FINRA and major Exchanges fine Lek Securities for supervisory and market access rule violations

Maria Nikolova

For approximately five years, Lek Securities provided market access to foreign traders who engaged in various forms of manipulative trading on US equity and options exchanges.

The United States Financial Industry Regulatory Authority (FINRA) and a number of major US Exchanges, including NASDAQ, BX, PHLX, ISE, NYSE, NYSE Arca, NYSE American, Cboe, BZX, BYX, EDGA, and EDGX, fined Lek Securities Corporation $900,000 and imposed a permanent bar from the industry on Lek Securities’s former CEO Samuel Lek.

For several years, Lek Securities provided market access to foreign traders who engaged in various forms of manipulative trading on US equity and options exchanges, including layering, spoofing, and cross-product manipulation. Samuel Lek and Lek Securities aided this trading through a master-sub account held at Lek Securities and failed to reasonably supervise it.

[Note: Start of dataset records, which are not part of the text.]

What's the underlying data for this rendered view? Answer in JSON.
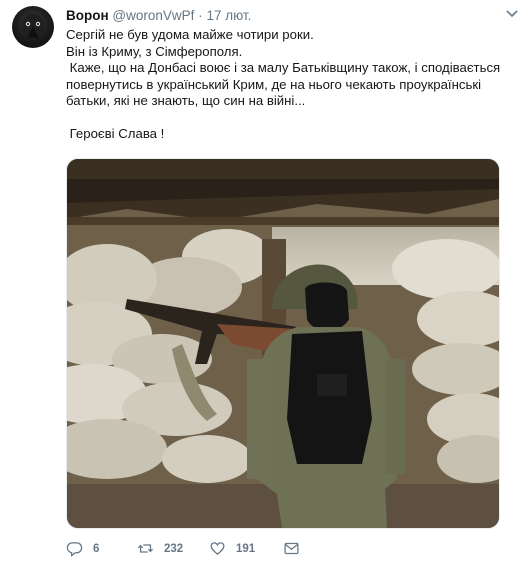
{
  "tweet": {
    "author_name": "Ворон",
    "author_handle": "@woronVwPf",
    "separator": "·",
    "date": "17 лют.",
    "lines": [
      "Сергій не був удома майже чотири роки.",
      "Він із Криму, з Сімферополя.",
      " Каже, що на Донбасі воює і за малу Батьківщину також, і сподівається повернутись в український Крим, де на нього чекають проукраїнські батьки, які не знають, що син на війні...",
      "",
      " Героєві Слава !"
    ]
  },
  "actions": {
    "replies": "6",
    "retweets": "232",
    "likes": "191"
  },
  "icons": {
    "menu": "chevron-down-icon",
    "reply": "reply-icon",
    "retweet": "retweet-icon",
    "like": "heart-icon",
    "dm": "envelope-icon"
  },
  "colors": {
    "text": "#14171a",
    "muted": "#657786"
  }
}
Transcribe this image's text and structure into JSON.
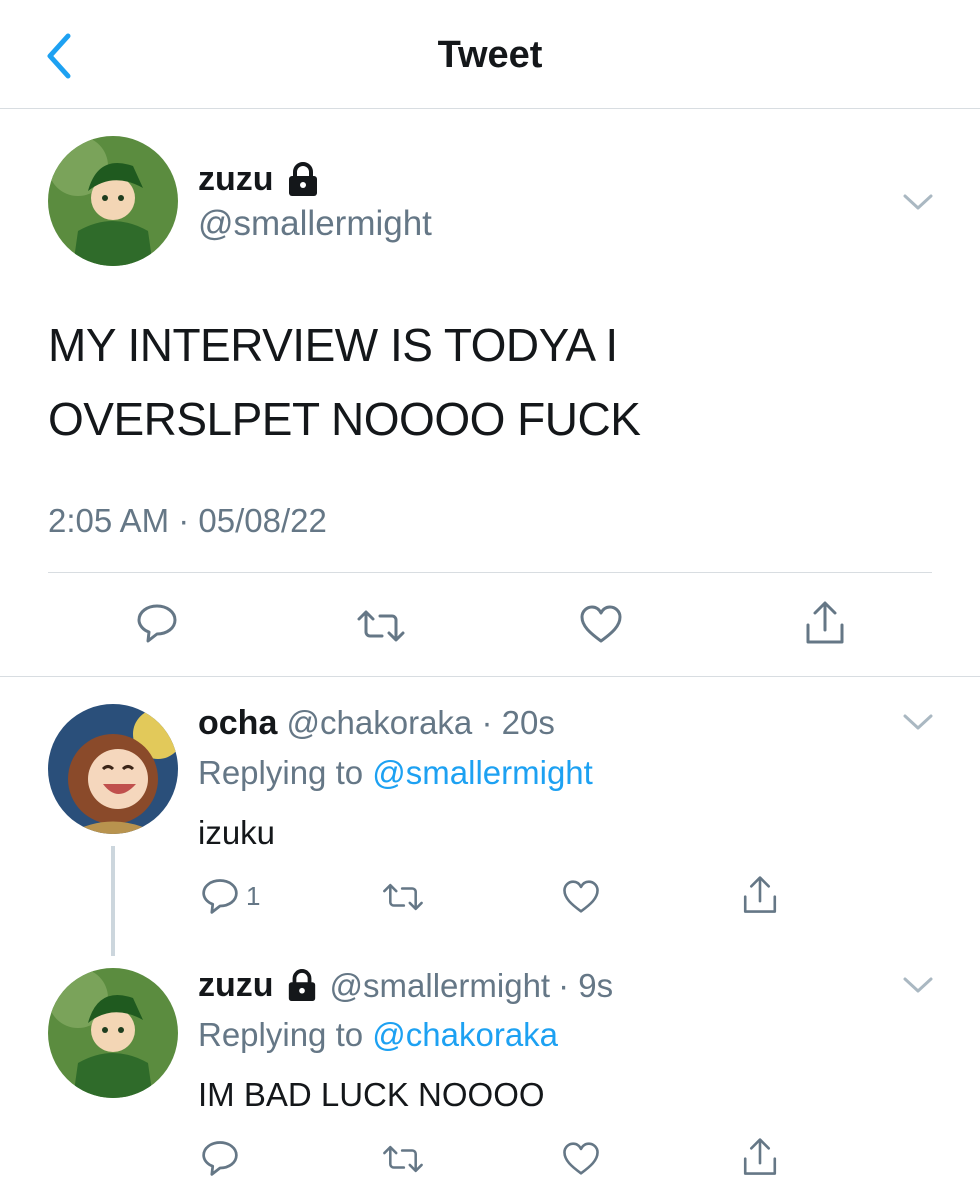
{
  "header": {
    "title": "Tweet"
  },
  "main_tweet": {
    "name": "zuzu",
    "handle": "@smallermight",
    "text_line1": "MY INTERVIEW IS TODYA I",
    "text_line2": "OVERSLPET NOOOO FUCK",
    "timestamp": "2:05 AM · 05/08/22"
  },
  "replies": [
    {
      "name": "ocha",
      "handle": "@chakoraka",
      "time": "· 20s",
      "replying_prefix": "Replying to",
      "replying_to": "@smallermight",
      "text": "izuku",
      "reply_count": "1"
    },
    {
      "name": "zuzu",
      "handle": "@smallermight",
      "time": "· 9s",
      "replying_prefix": "Replying to",
      "replying_to": "@chakoraka",
      "text": "IM BAD LUCK NOOOO"
    }
  ],
  "colors": {
    "accent": "#1da1f2",
    "secondary_text": "#657786",
    "divider": "#d8dde1"
  },
  "icons": [
    "chevron-left-icon",
    "lock-icon",
    "chevron-down-icon",
    "reply-icon",
    "retweet-icon",
    "like-icon",
    "share-icon"
  ]
}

In the face of numerous “red flags” and ongoing investigations into the activity by FINRA, the Exchanges and the US Securities and Exchange Commission (SEC), Samuel Lek and Lek Securities allowed the manipulative trading to continue for years. Samuel Lek and Lek Securities even provided office space, computer servers, trading software, and other services to the master-sub account used by those customer-traders.

For these reasons, among others, FINRA and the Exchanges found that Samuel Lek and Lek Securities failed to supervise the activities of the firm’s registered persons to achieve compliance with applicable securities laws and regulations, and failed to establish, maintain, and enforce written supervisory procedures to supervise the types of business in which the firm engaged.

Further, Lek Securities violated the Market Access Rule, which requires broker-dealers that provide their customers access to an exchange or alternative trading system to reasonably control the financial and regulatory risks of providing such access. Disregarding repeated alerts and communications from regulators concerning potentially manipulative trading in the master-sub account, Samuel Lek and Lek Securities continued to allow their customers to engage in layering, spoofing, and cross-product manipulation.

In addition to the permanent bar against Samuel Lek individually, and the $900,000 fine against Lek Securities, the firm also agreed to certain foreign intra-day trading restrictions, an independent monitor, and undertakings.

In settling this matter, Samuel Lek and Lek Securities neither admitted nor denied the charges but consented to the entry of FINRA’s and the Exchanges’ findings. In determining the appropriate monetary sanction, FINRA and the Exchanges considered a raft of factors, including the sanctions imposed by the SEC in its parallel action against Sam Lek and Lek Securities.